Liam continue sa visite guidée sans s'apercevoir que l'œil incisif de Yann ne loupe aucun des éléments présents, démontrant son mal être.

 

- À la gauche voici le couloir qui mène à la cuisine et à ma chambre

Yann observe un moment quelques instantanés encadrés et accrochés sur les murs du corridor.

- Ce sont des photos prises par toi ? l'interroge-t-il.

- Je les ai réalisées oui... À une époque je rêvais de devenir reporter, j'ai beaucoup travaillé la photo, c'était une véritable passion.

- Je note dans la voix un léger trémolo et la phrase est au passé. On aurait abandonné l'idée ?

- En effet, je n'ai pas eu suffisamment de cran pour ça ! Être juste journaliste aurait sans toute été une ambition plus abordable, j'aurais pu me contenter de me battre juste pour ça.

- Un obstacle trop dur à franchir sans doute ?

- Non, une grosse tête de mule...

- ?

- J'étais buté, c'était reporter ou rien du tout ! Être un simple scribouillard de journaliste ne m'intéressait pas. Quand on est jeune on souhaite le meilleur et on s'essouffle dès la première colline montée, dès lors que l'on s'est promis le sommet de l'Himalaya. Tout ça, au lieu de se contenter des basses montagnes. On est si déçu que l'on préfère abandonner et redescendre pour choisir un sentier balisé.

- Ma chère c'est joliment dit ! C'est dommage que tu parles comme si tu avais cinquante ans ! La vie change chaque jour ! Et de journaliste tu as dévié vers quoi ?

Cinquante ans, c'est si vrai, Liam se trouve vieux. Ces réflexions lancées en l'air par ce troublion, l'ébranle.

- Je suis architecte d'intérieur.

- Ha ouai, c'est quand même assez loin. Et cette vocation-ci à été découverte comment ?

Liam rougi un peu de honte avant de répondre. Pourquoi se trouve-t-il si couard ?

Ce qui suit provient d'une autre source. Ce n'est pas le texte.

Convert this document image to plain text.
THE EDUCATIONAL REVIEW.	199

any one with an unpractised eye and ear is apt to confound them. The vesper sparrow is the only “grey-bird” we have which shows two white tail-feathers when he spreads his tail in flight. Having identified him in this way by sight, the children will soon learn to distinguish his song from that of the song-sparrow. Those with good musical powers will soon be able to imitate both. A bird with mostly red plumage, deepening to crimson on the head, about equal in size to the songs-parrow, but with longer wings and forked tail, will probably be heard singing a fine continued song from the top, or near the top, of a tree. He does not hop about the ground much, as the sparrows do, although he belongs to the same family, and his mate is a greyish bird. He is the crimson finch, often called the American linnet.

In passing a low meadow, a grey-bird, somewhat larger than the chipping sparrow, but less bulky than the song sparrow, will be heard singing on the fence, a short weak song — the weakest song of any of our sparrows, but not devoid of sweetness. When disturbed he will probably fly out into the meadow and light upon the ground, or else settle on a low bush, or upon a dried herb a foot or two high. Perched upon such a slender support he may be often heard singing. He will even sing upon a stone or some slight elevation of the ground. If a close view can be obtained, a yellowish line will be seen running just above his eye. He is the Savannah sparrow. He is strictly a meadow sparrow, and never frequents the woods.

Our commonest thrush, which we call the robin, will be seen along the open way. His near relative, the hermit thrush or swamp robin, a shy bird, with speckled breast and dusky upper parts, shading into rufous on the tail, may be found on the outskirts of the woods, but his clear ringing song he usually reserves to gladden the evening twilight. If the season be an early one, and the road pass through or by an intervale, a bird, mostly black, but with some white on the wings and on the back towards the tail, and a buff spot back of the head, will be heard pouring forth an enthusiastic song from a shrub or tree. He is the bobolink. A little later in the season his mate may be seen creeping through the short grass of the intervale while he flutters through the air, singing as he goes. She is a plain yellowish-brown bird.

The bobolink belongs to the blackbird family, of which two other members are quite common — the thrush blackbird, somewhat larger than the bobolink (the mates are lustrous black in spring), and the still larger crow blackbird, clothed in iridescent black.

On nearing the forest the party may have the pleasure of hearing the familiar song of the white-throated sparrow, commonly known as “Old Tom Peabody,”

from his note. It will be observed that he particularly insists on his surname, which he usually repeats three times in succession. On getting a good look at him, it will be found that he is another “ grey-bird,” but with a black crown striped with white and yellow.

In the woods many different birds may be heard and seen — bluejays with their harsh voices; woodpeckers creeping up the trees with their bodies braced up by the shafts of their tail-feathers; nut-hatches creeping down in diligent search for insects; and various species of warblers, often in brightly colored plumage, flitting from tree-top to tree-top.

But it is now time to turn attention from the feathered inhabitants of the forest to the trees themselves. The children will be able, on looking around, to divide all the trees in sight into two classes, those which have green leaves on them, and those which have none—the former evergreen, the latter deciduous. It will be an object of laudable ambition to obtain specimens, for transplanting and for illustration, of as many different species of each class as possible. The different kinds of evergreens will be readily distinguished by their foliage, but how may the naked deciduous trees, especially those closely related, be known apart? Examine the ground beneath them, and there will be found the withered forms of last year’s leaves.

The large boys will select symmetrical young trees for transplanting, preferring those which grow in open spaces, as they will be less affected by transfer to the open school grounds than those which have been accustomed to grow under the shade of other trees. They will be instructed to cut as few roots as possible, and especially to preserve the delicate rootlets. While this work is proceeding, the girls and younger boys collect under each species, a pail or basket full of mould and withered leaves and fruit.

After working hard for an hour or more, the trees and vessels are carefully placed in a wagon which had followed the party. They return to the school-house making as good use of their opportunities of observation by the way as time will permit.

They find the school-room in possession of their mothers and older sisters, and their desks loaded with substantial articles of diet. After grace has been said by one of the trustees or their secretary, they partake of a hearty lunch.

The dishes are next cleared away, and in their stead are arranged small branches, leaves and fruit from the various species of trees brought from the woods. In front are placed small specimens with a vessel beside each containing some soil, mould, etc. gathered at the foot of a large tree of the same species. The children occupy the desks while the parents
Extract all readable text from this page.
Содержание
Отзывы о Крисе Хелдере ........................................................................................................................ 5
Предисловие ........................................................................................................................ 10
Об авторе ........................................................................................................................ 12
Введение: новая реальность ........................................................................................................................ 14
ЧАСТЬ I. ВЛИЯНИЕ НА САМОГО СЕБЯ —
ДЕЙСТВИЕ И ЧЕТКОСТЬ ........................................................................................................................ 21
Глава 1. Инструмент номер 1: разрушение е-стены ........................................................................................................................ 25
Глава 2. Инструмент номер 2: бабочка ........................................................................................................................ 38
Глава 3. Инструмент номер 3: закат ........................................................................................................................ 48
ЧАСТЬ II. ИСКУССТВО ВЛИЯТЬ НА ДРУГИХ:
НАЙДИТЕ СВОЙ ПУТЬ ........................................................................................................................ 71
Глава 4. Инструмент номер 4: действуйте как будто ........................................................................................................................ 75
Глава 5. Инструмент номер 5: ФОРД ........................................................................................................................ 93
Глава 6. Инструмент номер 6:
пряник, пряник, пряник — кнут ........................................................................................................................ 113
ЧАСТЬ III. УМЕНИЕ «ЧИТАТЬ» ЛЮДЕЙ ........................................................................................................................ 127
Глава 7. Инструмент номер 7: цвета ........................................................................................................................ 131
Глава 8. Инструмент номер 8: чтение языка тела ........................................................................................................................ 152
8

- Mon père est architecte. Il avait envie d'ouvrir une nouvelle perspective à son entreprise, alors j'ai étudié l'architecture... d'intérieur.

- Je vois.

Yann le fixe sous le nez, Liam est mal à l'aise.

- J'aime mon travail, se défend-t-il. Je ne suis pas à plaindre, tout petit je rêvais de travailler avec mon père, de construire de belles maisons. Et puis je joue un peu le journaliste aussi pendant mon temps libre, j'anime une émission de radio.

- Tu n'as pas besoin de me convaincre, c'est ta vie.

- ...

- Et donc cette émission, c'est quel genre?

- C'est un peu spécial, je suis bénévole pour une asso.

Yann relève un sourcil, décidément ce type est la véritable caricature du parfait bon garçon. Il a presque pitié.

- Ne me dis pas que tu vas à l'église aussi ?

- Quoi ?

- Nan quand même pas.

Liam reste un instant interdit.

- Que veut-il sous-entendre ? Bon à ta gauche tout de suite, la cuisine ! change-t-il de sujet.

- Ha ! Ça c'est mon coin !

- Tu cuisines ?

- C'est mon job !

L'orgueil de Yann illumine tout son être.

- Je pensais que tu étais serveur.

- Aussi, oui. Tu sais chéri, je suis multifonction ! ajoute-t-il avec un clin d'œil.

Liam voit très bien ce bel andro portant l'habit de serveur, la chemise noir, le pantalon à pinces et en caricaturant un peu, il réussit même l'imaginer la serviette sur son bras. Mais permettre à son cerveau de décrire cet individu si gracile, habillé en cantinier, ça non. Ça ne colle pas à son image.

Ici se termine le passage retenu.